April 10, 2014 by Alex Buonassisi
On Monday, March 31st, the United States Supreme Court began hearing oral arguments in the case of Alice Corporation Pty Ltd v CLS Bank International. Many hope that this ruling will help bring clarity to the patentability of software and business processes under US patent law.
Are computer-implemented inventions patentable subject matter?
This case between Alice Corporation Pty Ltd (Alice) and CLS Bank International (CLS) is one of many recent disputes stemming from the ambiguity of the patentability of software and business processes in the United States. (The IPilogue has previously covered a similar issue in Ultramercial v Hulu here.) The patents in question all involve a computerized system for processing financial transactions. A particularly contested area in the dispute is the scope of patentable subject matter, and the various legal tests involving abstract ideas and inventive concepts in patent claims. The question Alice’s petition for a writ of certiori poses is:
Whether claims to computer-implemented inventions – including claims to systems and machines, processes, and items of manufacture – are directed to patent-eligible subject matter within the meaning of 35 U.S.C. § 101 as interpreted by this Court.
Title 35 U.S.C. § 101 is a provision of US patent legislation that provides:
Whoever invents or discovers any new and useful process, machine, manufacture, or composition of matter, or any new and useful improvement thereof, may obtain a patent therefor, subject to the conditions and requirements of this title.

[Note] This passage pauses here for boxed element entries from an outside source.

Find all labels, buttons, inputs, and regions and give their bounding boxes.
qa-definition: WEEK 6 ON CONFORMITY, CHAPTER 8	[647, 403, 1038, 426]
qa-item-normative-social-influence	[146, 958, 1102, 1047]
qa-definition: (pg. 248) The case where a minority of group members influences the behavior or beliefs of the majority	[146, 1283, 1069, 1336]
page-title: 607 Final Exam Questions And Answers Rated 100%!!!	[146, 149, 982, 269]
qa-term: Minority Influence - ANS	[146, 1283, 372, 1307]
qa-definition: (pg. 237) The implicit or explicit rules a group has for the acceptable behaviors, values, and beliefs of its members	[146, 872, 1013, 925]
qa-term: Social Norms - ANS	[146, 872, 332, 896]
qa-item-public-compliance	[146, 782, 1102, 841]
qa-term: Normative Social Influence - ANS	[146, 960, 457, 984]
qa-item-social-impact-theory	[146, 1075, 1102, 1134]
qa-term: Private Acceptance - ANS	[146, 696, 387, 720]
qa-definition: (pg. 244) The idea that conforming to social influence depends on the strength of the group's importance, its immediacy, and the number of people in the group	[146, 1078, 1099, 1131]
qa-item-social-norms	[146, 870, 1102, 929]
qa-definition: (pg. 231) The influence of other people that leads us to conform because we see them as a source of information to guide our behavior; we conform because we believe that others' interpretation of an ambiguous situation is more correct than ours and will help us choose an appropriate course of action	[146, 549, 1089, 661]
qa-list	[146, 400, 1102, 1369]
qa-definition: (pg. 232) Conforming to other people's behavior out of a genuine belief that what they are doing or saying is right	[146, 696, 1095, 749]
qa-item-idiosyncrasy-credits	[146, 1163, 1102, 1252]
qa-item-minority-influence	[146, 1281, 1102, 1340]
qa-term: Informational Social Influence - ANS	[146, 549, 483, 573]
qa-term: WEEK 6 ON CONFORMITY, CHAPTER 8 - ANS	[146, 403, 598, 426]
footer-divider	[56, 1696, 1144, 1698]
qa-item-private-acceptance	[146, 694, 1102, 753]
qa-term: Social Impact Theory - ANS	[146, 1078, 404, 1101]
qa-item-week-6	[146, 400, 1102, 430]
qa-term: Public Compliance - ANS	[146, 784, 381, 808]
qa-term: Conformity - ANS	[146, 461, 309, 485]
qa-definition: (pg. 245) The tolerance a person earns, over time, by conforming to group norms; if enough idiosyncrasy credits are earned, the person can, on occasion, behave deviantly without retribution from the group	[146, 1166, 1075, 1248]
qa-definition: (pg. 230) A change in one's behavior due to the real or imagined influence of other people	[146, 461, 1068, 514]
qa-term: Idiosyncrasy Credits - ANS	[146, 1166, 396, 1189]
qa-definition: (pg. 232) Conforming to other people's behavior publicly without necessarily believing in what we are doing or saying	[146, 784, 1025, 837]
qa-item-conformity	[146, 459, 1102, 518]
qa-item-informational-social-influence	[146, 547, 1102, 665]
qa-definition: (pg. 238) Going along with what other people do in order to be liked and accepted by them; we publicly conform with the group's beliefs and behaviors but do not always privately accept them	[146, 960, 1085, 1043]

Alice is essentially asking the court if computer implemented inventions are patentable subject matter as processes, machines and items of manufacture under US patent law. Many viewed this appeal to the Supreme Court as inevitable after the decision in the appeal to the Federal Court resulted in 6 separate decisions spanning 125 pages, all applying different legal analyses to the issue of patentability.
Who is interested?
This case has generated an extraordinary amount of interest, including 11 briefs filed at the petition stage where the court decides if it will hear the appeal, and 41 briefs at the merits stage where the court makes a decision. In addition, the US Solicitor General was granted permission to participate in the oral arguments. The amount of interest is indicative both of the ambiguity in the current law, and the extent of the interests at stake.
Software and business process patents in general have garnered much attention recently, particularly in the US which is one of the most lucrative intellectual property markets worldwide. Much of the debate over these kinds of patents stems from the overriding concept in patent law about the difference between implemented inventions and abstract ideas. All patent law systems share the common feature that abstract ideas and scientific principles cannot be patented. Only novel inventions that actually perform a real-world function are patentable. There are numerous areas where this distinction comes up, but it is most notable in software patents.
In many jurisdictions, including the US, pure software algorithms are not patentable subject matter. Written software code is protected by copyright, but this only protects against verbatim reproduction. Copyright does not protect the underlying ideas, or against independent invention. As such, many software companies have looked for ways to patent software, thus expanding their monopoly beyond the literal code.
One way to achieve this is by incorporating the software or business process into a larger invention, which builds upon other patentable subject matter. This has lead to the “do it with a computer” argument, where some criticize patents granted for otherwise ineligible subject matter simply through the addition of an integrated device.
What is on the line?
Much has been written recently about the scope of patent protection, particularly in light of non-practicing entities (NPE), some of which are pure innovation companies, and others who obtain patent rights with the sole intent of enforcing them against infringing parties. These NPEs have been criticized by some industry members and governments [see 16:02-18:39] alike for taxing innovation, and abusing the patent system without adding any benefit. This phenomenon has been particularly pronounced in software patents, which are often criticized for being broad, ambiguous, or obvious.
Conversely, many industries are increasingly deriving competitive advantage and business value from their business processes and software algorithms. As industry increasingly shifts to a knowledge economy, businesses have more incentive to pursue monopolies through intellectual property law for their processes and algorithms.
What is the answer?
As with many areas of intellectual property law, the best decision will balance the needs of all stakeholders involved. The very nature of intellectual property is granting a time-limited, state-enforced monopoly in exchange for innovation and investment. The overriding policy goal is to encourage future developments by balancing the economic incentives of a monopoly with the need to avoid making that monopoly so broad that it stifles innovation. Hopefully the US Supreme Court, assisted by volumes of supporting briefs from a wide spectrum of parties, will be able to strike that balance for software and business process patents.
Alex Buonassisi is an IPilogue Editor and a JD Candidate at the University of British Columbia.